Cyril Farrell: 'Brian Cody doesn't teach lads how to hurl. What he teaches them is how to hurl his way'
Limerick knew what was coming, but even they must have been surprised by the ferocity of what Kilkenny threw at them last Saturday.
It started just before the throw-in, when Richie Leahy horsed into the Limerick midfielders as if to say: 'This isn't the Munster final and ye're not playing Tipperary.'
Please log in or register with Independent.ie for free access to this article.
It reminded me of what Galway's Richie Murray, who was only a young lad, did against Kilkenny in the 2001 semi-final. It made a statement that Kilkenny, reigning All-Ireland champions at the time, weren't expecting. Galway won and Brian Cody admitted that he learned a lot from it.
"Somewhere along the line, the standards that we had carefully set together had dropped. Without realising it, we had gone a little soft. That softness didn't take us over in an obvious way but it infiltrated just enough to do damage, It's like rust just beneath the surface; you mightn't be able to spot it, but it's doing damage that will have an effect, probably when you're least expecting it," he wrote in his autobiography.
We can safely say that not once in the last 18 years have Kilkenny been hit by another outbreak of 'softness'. Leahy and Conor Browne put down a marker in the middle of the field even before the game started last Saturday and the rest followed.

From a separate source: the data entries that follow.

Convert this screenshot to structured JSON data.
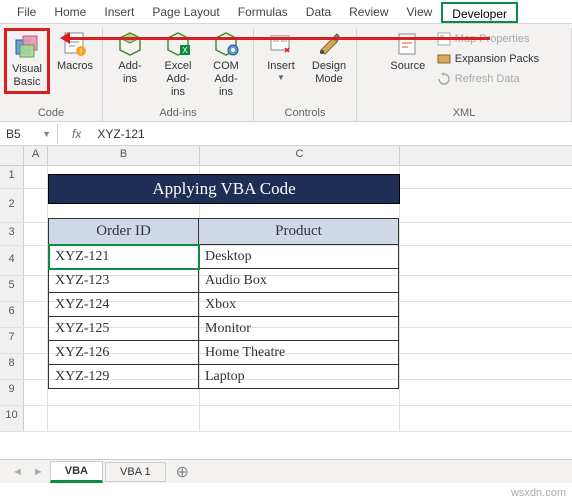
{
  "menu": {
    "tabs": [
      "File",
      "Home",
      "Insert",
      "Page Layout",
      "Formulas",
      "Data",
      "Review",
      "View",
      "Developer"
    ],
    "active": "Developer"
  },
  "ribbon": {
    "code": {
      "label": "Code",
      "visual_basic": "Visual Basic",
      "macros": "Macros"
    },
    "addins": {
      "label": "Add-ins",
      "addins": "Add-ins",
      "excel_addins": "Excel Add-ins",
      "com_addins": "COM Add-ins"
    },
    "controls": {
      "label": "Controls",
      "insert": "Insert",
      "design_mode": "Design Mode"
    },
    "xml": {
      "label": "XML",
      "source": "Source",
      "map_props": "Map Properties",
      "expansion": "Expansion Packs",
      "refresh": "Refresh Data"
    }
  },
  "formula_bar": {
    "name_box": "B5",
    "fx": "fx",
    "value": "XYZ-121"
  },
  "columns": [
    "A",
    "B",
    "C"
  ],
  "rows": [
    "1",
    "2",
    "3",
    "4",
    "5",
    "6",
    "7",
    "8",
    "9",
    "10"
  ],
  "title_banner": "Applying VBA Code",
  "table": {
    "headers": {
      "order_id": "Order ID",
      "product": "Product"
    },
    "rows": [
      {
        "id": "XYZ-121",
        "product": "Desktop"
      },
      {
        "id": "XYZ-123",
        "product": "Audio Box"
      },
      {
        "id": "XYZ-124",
        "product": "Xbox"
      },
      {
        "id": "XYZ-125",
        "product": "Monitor"
      },
      {
        "id": "XYZ-126",
        "product": "Home Theatre"
      },
      {
        "id": "XYZ-129",
        "product": "Laptop"
      }
    ]
  },
  "sheets": {
    "active": "VBA",
    "other": "VBA 1"
  },
  "watermark": "wsxdn.com"
}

People talk about shapes and patterns, plays, ploys and match-ups, and while it sounds good, much of it is pure spoof.
Yes, of course, tactics are used to enhance your own game and undermine the opposition's plans, but they should not be over-emphasised. Cody never has and he's unlikely to start now. You'll hear discussions from time to time on 'what's his secret', but of course it's a not a secret. It's there for everyone to see.
He doesn't teach lads how to hurl because they're obviously up to county standard before they come in. What he teaches them is how to hurl his way.

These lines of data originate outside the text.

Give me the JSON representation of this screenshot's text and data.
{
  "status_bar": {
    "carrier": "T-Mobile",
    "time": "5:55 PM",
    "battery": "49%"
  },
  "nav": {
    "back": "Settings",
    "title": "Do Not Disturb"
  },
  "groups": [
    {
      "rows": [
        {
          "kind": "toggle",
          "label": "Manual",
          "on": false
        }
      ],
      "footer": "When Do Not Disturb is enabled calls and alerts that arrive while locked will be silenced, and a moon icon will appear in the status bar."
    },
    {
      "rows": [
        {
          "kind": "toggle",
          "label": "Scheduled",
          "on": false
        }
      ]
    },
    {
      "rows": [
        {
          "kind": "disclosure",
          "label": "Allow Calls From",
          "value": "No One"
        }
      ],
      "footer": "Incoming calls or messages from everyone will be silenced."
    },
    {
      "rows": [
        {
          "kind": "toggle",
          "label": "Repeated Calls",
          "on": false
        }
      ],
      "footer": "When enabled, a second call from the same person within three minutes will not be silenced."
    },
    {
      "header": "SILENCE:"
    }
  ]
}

He talks openly about honesty and genuineness and while that might sound simplistic, it's at the heart of what Kilkenny were and are. Have you ever seen a Kilkenny player stay down after taking a knock? Unless he's injured or badly shaken, he'll bounce back up straight away. It's how they play the game.

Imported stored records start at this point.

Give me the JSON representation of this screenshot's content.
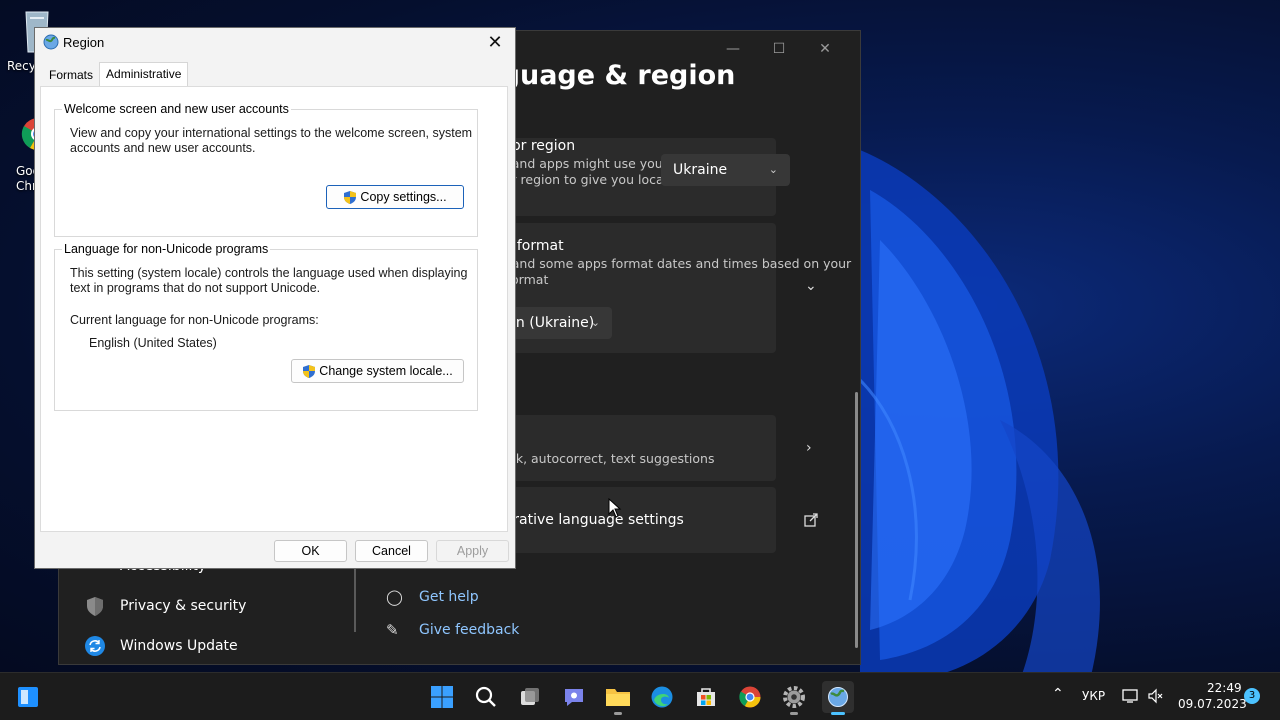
{
  "desktop": {
    "icons": [
      {
        "label": "Recycle Bin"
      },
      {
        "label": "Google Chrome"
      }
    ]
  },
  "settings": {
    "title": "Language & region",
    "country": {
      "title": "Country or region",
      "desc_line1": "Windows and apps might use your",
      "desc_line2": "country or region to give you local",
      "value": "Ukraine"
    },
    "format": {
      "title": "Regional format",
      "desc_line1": "Windows and some apps format dates and times based on your",
      "desc_line2": "regional format",
      "value": "Ukrainian (Ukraine)"
    },
    "typing": {
      "desc": "Spell check, autocorrect, text suggestions"
    },
    "admin": {
      "title": "Administrative language settings"
    },
    "nav": [
      {
        "label": "Accessibility",
        "icon": "accessibility-icon"
      },
      {
        "label": "Privacy & security",
        "icon": "shield-icon"
      },
      {
        "label": "Windows Update",
        "icon": "update-icon"
      }
    ],
    "help": {
      "get_help": "Get help",
      "give_feedback": "Give feedback"
    }
  },
  "dialog": {
    "title": "Region",
    "tabs": [
      "Formats",
      "Administrative"
    ],
    "active_tab": "Administrative",
    "welcome": {
      "legend": "Welcome screen and new user accounts",
      "text_line1": "View and copy your international settings to the welcome screen, system",
      "text_line2": "accounts and new user accounts.",
      "button": "Copy settings..."
    },
    "nonunicode": {
      "legend": "Language for non-Unicode programs",
      "text_line1": "This setting (system locale) controls the language used when displaying",
      "text_line2": "text in programs that do not support Unicode.",
      "current_label": "Current language for non-Unicode programs:",
      "current_value": "English (United States)",
      "button": "Change system locale..."
    },
    "buttons": {
      "ok": "OK",
      "cancel": "Cancel",
      "apply": "Apply"
    }
  },
  "taskbar": {
    "language": "УКР",
    "time": "22:49",
    "date": "09.07.2023",
    "notification_count": "3"
  }
}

And however depleted by injuries Kilkenny may be, you'll never hear Cody mention it. Instead, he'll talk of having 15 players and five subs to work with - and that's all that matters. Someone is missing, so what? There's a replacement. Kilkenny hurling is bigger than any one - or even any five players.
That's the environment in which young players enter the cycle. They know what's expected. In a sense, Cody is able to enjoy his own legacy, which is as it should be, since he accumulated the wealth in the first place.
Rattled Limerick would have known exactly what was coming their way, but they still couldn't deal with it. Now, it must be said that apart from being rattled by having two or three Kilkenny men in their faces nearly every time they got the ball, Limerick's touch in looser play was off for some reason. So was their shooting.
They'll be back, of course. John Kiely hit exactly the right note afterwards, one that suggested he was already beginning to digest the lessons of the day, rather than looking for excuses. He might have complained about not getting a '65 at the end, but he didn't. Yes, it could have saved Limerick, but deep down he knew Kilkenny deserved to win.
It was the same with Galway when they lost to Limerick in last year's final. That, too, was a one-point game on the scoreboard, but not in reality. It's always best to acknowledge when a defeat is deserved.
Davy Fitz made no excuses either after Wexford's defeat by Tipperary, even if it was cruel hard for them to take. They did so much right for so long, but lost their way in the final quarter.
They should have scored a few more goals when they had Tipperary in trouble in the first half, but were let down by a lack of experience. They'll learn and be back. As for Davy's future, he has to continue with them. They have made real progress and the journey isn't over yet.
As for Tipp, their heart can never be questioned again. I can never remember a game where a team had three goals disallowed and still won. Top marks too to Liam Sheedy, who made a brave call to change his full-back line. He did it to counteract Wexford's approach, but he would have been savaged if it backfired.
By the way, don't be surprised if James Barry is back for the final. Kilkenny play a straight-up attacking game with Colin Fennelly in an orthodox full-forward role, so Barry could return.
* * * * *
A final point. Reducing the minor age limit to 17 was a mistake and should be scrapped. Subjecting 16- and 17-year-olds to the demands of high-profile provincial and All-Ireland games is not good for them - either in a sporting or personal context. It brings too much pressure and exposure. If it continues, I fear for the development of minors in the future.